Zeitzeuge

Prof. Dr. Thomas Wieske

Hamburg, Hamburg
* 1958

Freiheit beinhaltet auch immer die Freiheit der Andersdenkenden. (Rosa Luxemburg)

Staaten und Organisationen, die für sich in Anspruch nehmen, über die ausschließliche Wahrheit zu verfügen, sind auf dem besten Weg in eine Diktatur!

Themen
  • politische Haft
  • Flucht/Fluchthilfe
  • Freikauf
Sprache
  • Englisch

Biografisches

1958 in Dessau (Sachsen-Anhalt) geboren, aufgewachsen in Aken (Elbe)
1972 Jugendweihe
1973 Konfirmation
1972–1976 Besuch der Erweiterte Oberschule in Köthen, Mitgliedschaft in der Freien Deutschen Jugend (FDJ), Abitur
Oktober 1976 Fluchtversuch über Südböhmen, Festnahme im Grenzgebiet, zwölftägige Haft in der ČSSR, Auslieferung an die DDR
Januar 1977 Verurteilung zu 16 Monaten Haft ohne Bewährung wegen versuchter Republikflucht nach §§ 213, 21, 56 Strafgesetzbuch (StGB) der DDR
bis 1978 Haft in Gefängnissen des Ministeriums für Staatssicherheit (MfS) in Halle (Saale), Cottbus und Ost-Berlin
Dezember 1977 bis Februar 1978 Arbeitsverweigerung, Einzelhaft
Februar 1978 Entlassung aus der Staatsbürgerschaft der DDR nach West-Berlin vermittels der Rechtsanwälte Wolfgang Vogel und Jürgen Stange
1978–1989 Verbot der Einreise in die DDR trotz Tod des Vaters
1978–1983 Studium der Rechtswissenschaften und der Politischen Wissenschaften in Hamburg und Freiburg im Breisgau
1984–1988 Juristischer Vorbereitungsdienst und Großes Juristisches Staatsexamen
1989 Justiziar in einem internationalen Speditionsunternehmen
1989–1994 rechtliche Beratung bei der Gründung von Unternehmen in den Ländern des ehemaligen Ostblocks
1995 Promotion zum Dr. jur. an der Universität Hamburg
1999 bis heute Professor und Hochschullehrer an der Hochschule in Bremerhaven und Universität Bremen
seit 2011 Mitglied des Menschenrechtszentrums Cottbus e. V. im ehemaligen Zuchthaus Cottbus
2021 Zeitzeuge bei Memory of Nations, Prag
verheiratet (seit 1989), vier Kinder

Kurzbeschreibung

Ich habe die DDR als einen janusköpfigen Staat erlebt, auf den wir einerseits stolz waren (Sport allgemein, Fußball-Weltmeisterschaft 1974 mit dem „Sparwasser-Tor“, Weltfestspiele 1973, Idee einer klassenlosen Gesellschaft) und der uns andererseits von Kindheit an zum Lügen veranlasste, wenn wir dort gut leben wollten.

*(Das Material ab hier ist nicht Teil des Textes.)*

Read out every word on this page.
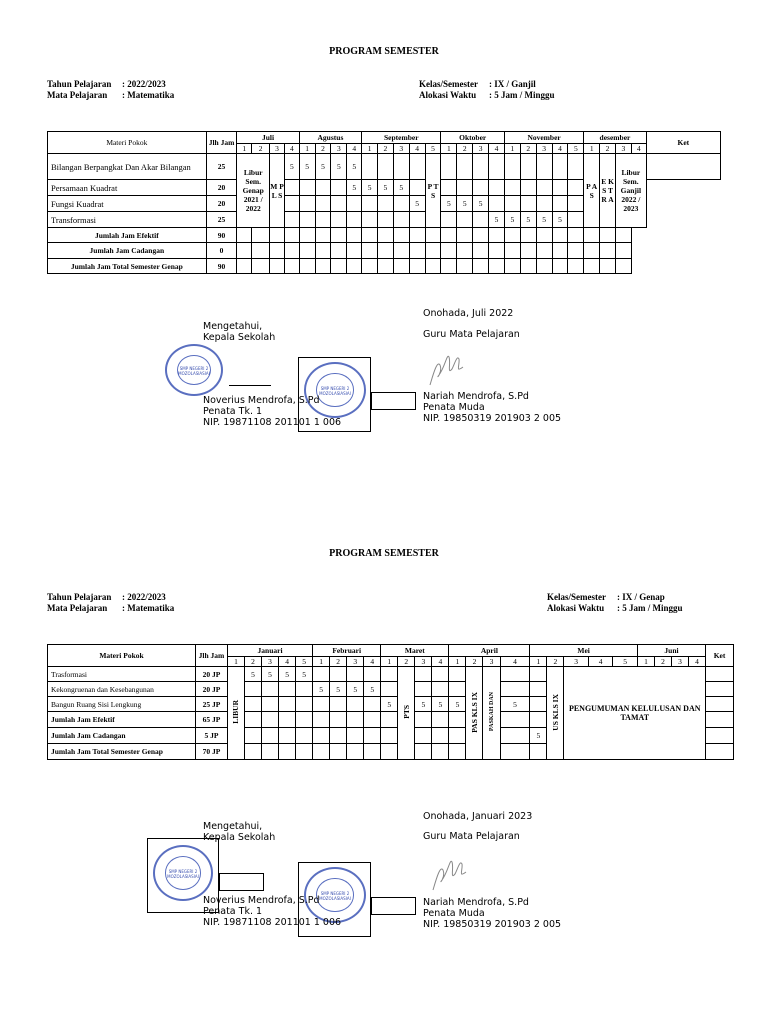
PROGRAM SEMESTER
Tahun Pelajaran : 2022/2023
Mata Pelajaran : Matematika
Kelas/Semester : IX / Ganjil
Alokasi Waktu : 5 Jam / Minggu
Materi Pokok	Jlh Jam	Juli				Agustus				September					Oktober				November					desember				Ket
		1	2	3	4	1	2	3	4	1	2	3	4	5	1	2	3	4	1	2	3	4	5	1	2	3	4	
Bilangan Berpangkat Dan Akar Bilangan	25	Libur Sem. Genap 2021 / 2022		M P L S	5	5	5	5	5					P T S										P A S	E K S T R A	Libur Sem. Ganjil 2022 / 2023		
Persamaan Kuadrat	20								5	5	5	5																
Fungsi Kuadrat	20												5		5	5	5											
Transformasi	25																	5	5	5	5	5						
Jumlah Jam Efektif	90																											
Jumlah Jam Cadangan	0																											
Jumlah Jam Total Semester Genap	90																											
Mengetahui,
Kepala Sekolah
Onohada, Juli 2022
Guru Mata Pelajaran
SMP NEGERI 2 MOZOLASIASIAI
SMP NEGERI 2 MOZOLASIASIAI
Noverius Mendrofa, S.Pd
Penata Tk. 1
NIP. 19871108 201101 1 006
Nariah Mendrofa, S.Pd
Penata Muda
NIP. 19850319 201903 2 005
PROGRAM SEMESTER
Tahun Pelajaran : 2022/2023
Mata Pelajaran : Matematika
Kelas/Semester : IX / Genap
Alokasi Waktu : 5 Jam / Minggu
Materi Pokok	Jlh Jam	Januari					Februari				Maret				April				Mei					Juni				Ket
		1	2	3	4	5	1	2	3	4	1	2	3	4	1	2	3	4	1	2	3	4	5	1	2	3	4	
Trasformasi	20 JP	LIBUR	5	5	5	5						PTS				PAS KLS IX	PASKAH DAN			US KLS IX	PENGUMUMAN KELULUSAN DAN TAMAT							
Kekongruenan dan Kesebangunan	20 JP						5	5	5	5																		
Bangun Ruang Sisi Lengkung	25 JP										5		5	5	5			5										
Jumlah Jam Efektif	65 JP																											
Jumlah Jam Cadangan	5 JP																		5									
Jumlah Jam Total Semester Genap	70 JP																											
Mengetahui,
Kepala Sekolah
Onohada, Januari 2023
Guru Mata Pelajaran
SMP NEGERI 2 MOZOLASIASIAI
SMP NEGERI 2 MOZOLASIASIAI
Noverius Mendrofa, S.Pd
Penata Tk. 1
NIP. 19871108 201101 1 006
Nariah Mendrofa, S.Pd
Penata Muda
NIP. 19850319 201903 2 005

Der DDR-Staat ließ keine Diskussion über seine Grundlagen zu – den „wissenschaftlichen Kommunismus“, den Führungsanspruch der kommunistischen Partei, der SED, und die „unverbrüchliche Freundschaft zur Sowjetunion“. Dazu kam eine zunehmende Militarisierung der Gesellschaft, die von mir und meinen Mitschülern bereits im Alter von 13 Jahren eine Verpflichtung für einen längeren Militärdienst verlangte, um auf die Erweiterte Oberschule delegiert zu werden. Da ich davon später Abstand nahm, schlossen sich vielfältige Diskussionen und Vorhaltungen an. Diese zeigten mir, dass ein Durchlavieren schlecht möglich sein wird bzw. nur zu einem hohen Preis, den ich nicht zahlen wollte. Deshalb unternahm ich vor dem Eintritt in die Armee einen Fluchtversuch. Die Haftzeit diente dazu, sich die DDR abzugewöhnen und bereit für Neues zu sein. Ich lernte in dieser Zeit eine Vielzahl von Oppositionellen kennen, von bekennenden Nazis bis hin zu den „Biermännern“, den weniger prominenten Unterstützern von Wolf Biermann im Zuge von dessen Ausbürgerung. Als ich 1978 in die Bundesrepublik Deutschland kam, war ich oft mit der Frage konfrontiert: „Wo kommst Du denn wirklich her?“. Nachdem ich mich 1989/90 als Sieger der Geschichte fühlte, frage ich mich nunmehr: In welche Richtung werden wir in Deutschland gehen?